KBRA Assigns Rating to Sixth Street Specialty Lending, Inc.'s $300 Million Senior Unsecured Notes Due 2028
8 Aug 2023 | New York
KBRA assigns a rating of BBB+ to Sixth Street Specialty Lending, Inc.’s (NYSE: TSLX or “the company”) $300 million 6.95% senior unsecured notes due August 14, 2028. The Outlook for the rating is Stable.
Key Credit Considerations
The rating and Stable Outlook reflects the company’s ties to Sixth Street, a global investment firm with over $65+ billion of assets under management, a $3.1 billion diversified investment portfolio comprised almost entirely of first lien senior secured investments (91%) with a non-cyclical sector focus, appropriate leverage of 1.16x with regulatory asset coverage of 186.1% (150% regulatory minimum), and a diversified funding structure that includes senior unsecured notes and secured bank lines.
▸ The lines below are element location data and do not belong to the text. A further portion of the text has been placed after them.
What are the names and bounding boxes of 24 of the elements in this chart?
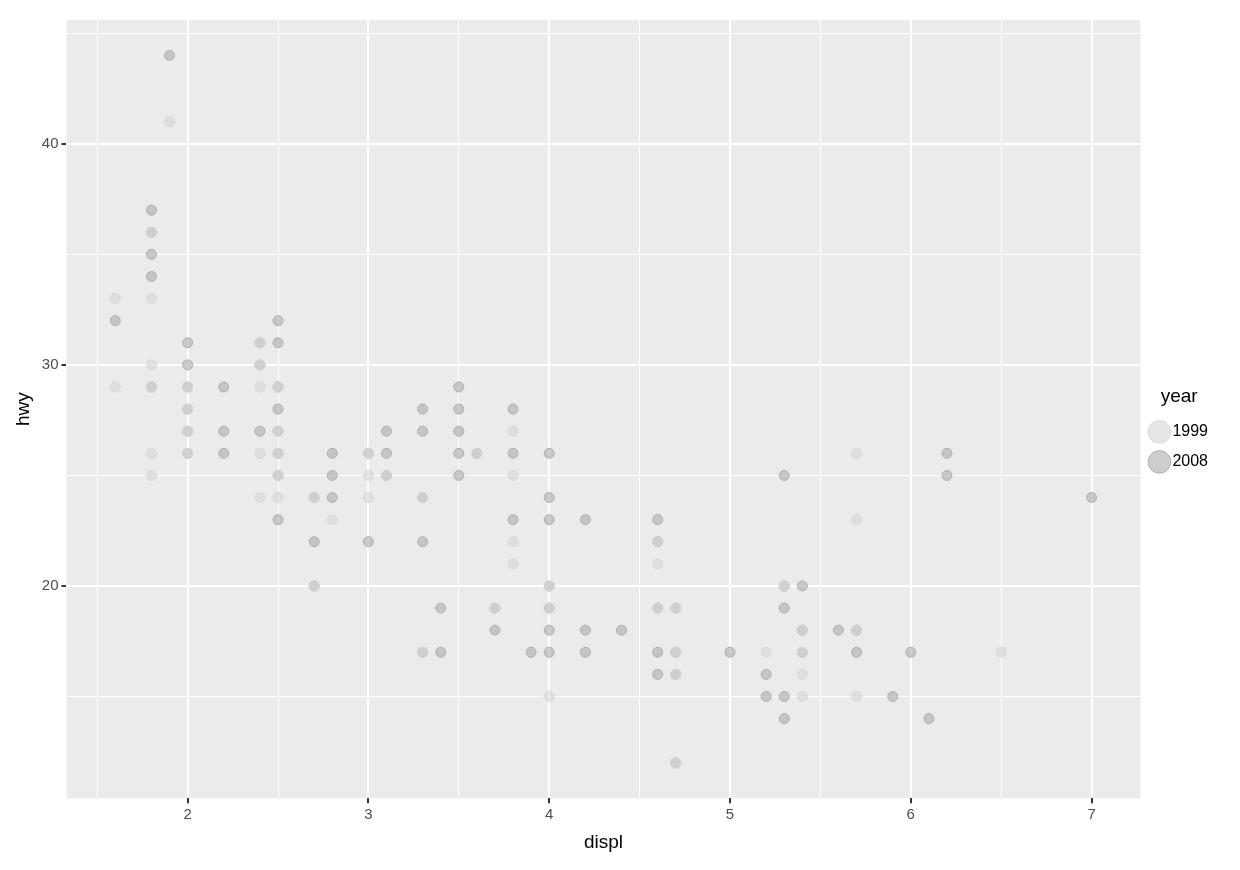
point [145, 359, 157, 371]
point [995, 646, 1007, 658]
y-tick-label: 30 [41, 355, 59, 373]
y-axis-title: hwy [11, 391, 33, 426]
x-axis-title: displ [583, 830, 623, 852]
y-tick-label: 40 [41, 133, 59, 151]
x-tick-label: 3 [364, 805, 373, 823]
x-tick-label: 4 [545, 805, 554, 823]
x-tick-label: 5 [725, 805, 735, 823]
point [543, 691, 555, 702]
point [507, 469, 519, 481]
x-tick-label: 7 [1087, 805, 1096, 823]
y-tick-label: 20 [41, 576, 59, 594]
point [272, 492, 284, 504]
point [851, 691, 863, 702]
legend-label: 2008 [1172, 452, 1209, 470]
point [796, 691, 808, 702]
x-tick-label: 6 [906, 805, 915, 823]
point [362, 492, 374, 504]
legend-title: year [1160, 384, 1199, 406]
point [145, 469, 157, 481]
x-tick-label: 2 [183, 805, 192, 823]
point [362, 469, 374, 481]
legend-label: 1999 [1172, 422, 1209, 440]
The company’s portfolio company weighted average annual EBITDA was $67.3 million and had a weighted average revenue of $205.3 million as of June 30, 2023. The top three sector concentrations included Internet Services (15.7%), Business Services (15.6%) and Human Resource Support Services (11.8%). The company also has a relatively high proportion of portfolio companies in the Retail and Consumer products sector (11%). However, the majority of these investments fall under the company’s special situations business which are asset based (high collateralization with downside protections) and the strategy has generated in excess of 20% gross IRRs on fully realized positions.
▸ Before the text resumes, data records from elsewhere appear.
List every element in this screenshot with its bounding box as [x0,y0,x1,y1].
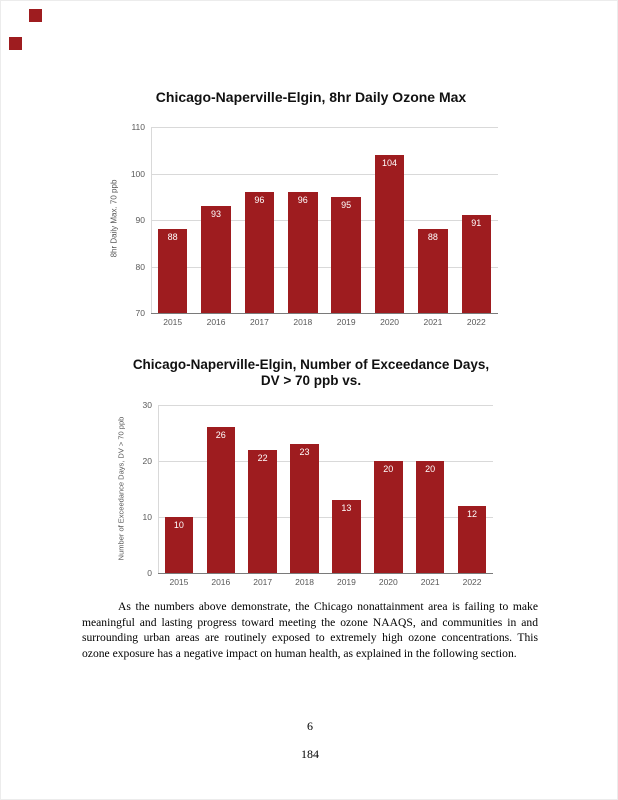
x-tick-label: 2015 [169,577,189,587]
ozone-max-chart-title: Chicago-Naperville-Elgin, 8hr Daily Ozon… [155,89,467,105]
body-paragraph: As the numbers above demonstrate, the Ch… [82,600,538,660]
ozone-max-plot: 70 80 90 100 110 88 2015 93 2016 96 2017 96 2018 95 20… [131,122,498,327]
gridline [158,517,493,518]
bar-value-label: 88 [167,232,178,243]
gridline [151,127,498,128]
y-tick-label: 10 [142,512,152,522]
x-tick-label: 2018 [293,317,313,327]
bar-2022: 12 [457,505,487,573]
gridline [158,405,493,406]
bar-2020: 104 [374,154,405,313]
bar-value-label: 12 [467,508,478,519]
bar-value-label: 88 [427,232,438,243]
bar-value-label: 95 [341,199,352,210]
bar-2018: 23 [290,444,319,573]
x-tick-label: 2019 [336,577,356,587]
bar-value-label: 13 [341,503,352,514]
bar-2021: 88 [418,229,448,313]
bar-2019: 95 [331,196,361,313]
x-axis-line [158,573,493,574]
x-tick-label: 2019 [336,317,356,327]
bar-2018: 96 [288,192,318,313]
y-tick-label: 90 [135,215,145,225]
y-tick-label: 80 [135,261,145,272]
bar-2016: 93 [201,206,231,313]
bar-value-label: 96 [297,195,308,206]
gridline [151,220,498,221]
bar-value-label: 22 [257,452,268,463]
ozone-max-y-axis-label: 8hr Daily Max. 70 ppb [109,179,119,258]
bar-2020: 20 [374,461,403,573]
x-tick-label: 2020 [380,317,400,327]
x-tick-label: 2017 [253,577,273,587]
x-tick-label: 2018 [295,577,315,587]
y-tick-label: 70 [135,308,145,318]
x-tick-label: 2020 [378,577,398,587]
x-tick-label: 2016 [206,317,226,327]
x-axis-line [151,313,498,314]
x-tick-label: 2021 [420,577,440,587]
gridline [151,266,498,268]
bar-2016: 26 [206,427,236,573]
x-tick-label: 2016 [211,577,231,587]
page-number: 6 [307,719,313,733]
y-tick-label: 100 [130,168,145,179]
bar-2019: 13 [332,500,361,573]
bar-value-label: 93 [211,209,222,220]
bar-value-label: 23 [299,447,310,458]
y-tick-label: 20 [142,456,152,466]
x-tick-label: 2015 [163,317,183,327]
bar-2017: 96 [244,192,275,313]
x-tick-label: 2022 [466,317,486,327]
bar-value-label: 20 [383,464,394,474]
bar-2022: 91 [461,215,492,313]
exceedance-days-y-axis-label: Number of Exceedance Days, DV > 70 ppb [116,416,126,561]
x-tick-label: 2022 [462,577,482,587]
bar-value-label: 91 [471,218,482,229]
x-tick-label: 2021 [423,317,443,327]
gridline [158,461,493,462]
bar-2015: 88 [157,229,188,313]
bar-2017: 22 [248,449,277,573]
exceedance-days-chart-title: Chicago-Naperville-Elgin, Number of Exce… [132,357,490,388]
y-axis-line [158,405,159,573]
bates-stamp-number: 184 [301,747,319,761]
gridline [151,173,498,175]
y-tick-label: 110 [131,122,145,132]
corner-mark [29,9,42,22]
bar-value-label: 10 [173,520,184,530]
y-tick-label: 30 [142,400,152,410]
exceedance-days-plot: 0 10 20 30 10 2015 26 2016 22 2017 23 2018 13 2019 20 2… [143,400,493,587]
bar-value-label: 104 [382,157,398,168]
bar-2021: 20 [415,461,445,573]
bar-2015: 10 [164,517,194,573]
y-tick-label: 0 [147,568,152,578]
bar-value-label: 26 [215,430,226,441]
corner-mark [9,37,22,50]
x-tick-label: 2017 [249,317,269,327]
bar-value-label: 20 [425,464,436,474]
bar-value-label: 96 [254,195,265,206]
TSLX’s liquidity is adequate with $659.2 million of available committed bank lines with $190 million of available unfunded commitments and its earliest maturity of $347.5 million in November 2024. The company’s percentage of unsecured debt to total debt is boosted by the $300 million issuance, which on a pro-forma basis comprises 56% of total debt compared to 38% as of June 30, 2023. KBRA believes that unsecured noteholders have sufficient unencumbered assets due to its high proportion of investments highest in the capital structure. Increasing short-term liquidity, the company issued shares for gross proceeds of $79.2 million in May. Furthermore, the ratings are supported by the company’s solid 13-year operating history with minimal non-accruals, which includes only one portfolio company that accounted for 0.9% and 0.6% at cost and fair value of total investments, respectively, as of June 30, 2023. A strong management team with decades of experience in middle market lending and solid risk management practices have resulted in high returns, which also support the ratings. The strengths are counterbalanced by the illiquid nature of the assets and retained earnings constraints as a Regulated Investment Company (RIC).
Formed in 2010, Sixth Street Specialty Lending, Inc. is a publicly traded closed-end externally managed non-diversified investment management company regulated as a business development company under the Investment Company Act of 1940. Also, the company has elected to be subject to tax as a RIC. The company is managed by Sixth Street Specialty Lending Advisers, LLC, an affiliate of Sixth Street Partners (“Sixth Street). The company maintains exemptive relief order from the SEC that allows it to co-invest, subject to certain conditions with its affiliates.
Rating Sensitivities
The ratings for TSLX are unlikely to be upgraded in the intermediate term. A rating downgrade and/or Outlook change to Negative could be considered if a prolonged downturn in the U.S. economy has a material impact on credit metrics including liquidity, leverage, and earnings. An increased focus on riskier investments or a significant change in the current management structure and/or risk management policies could also lead to negative rating actions.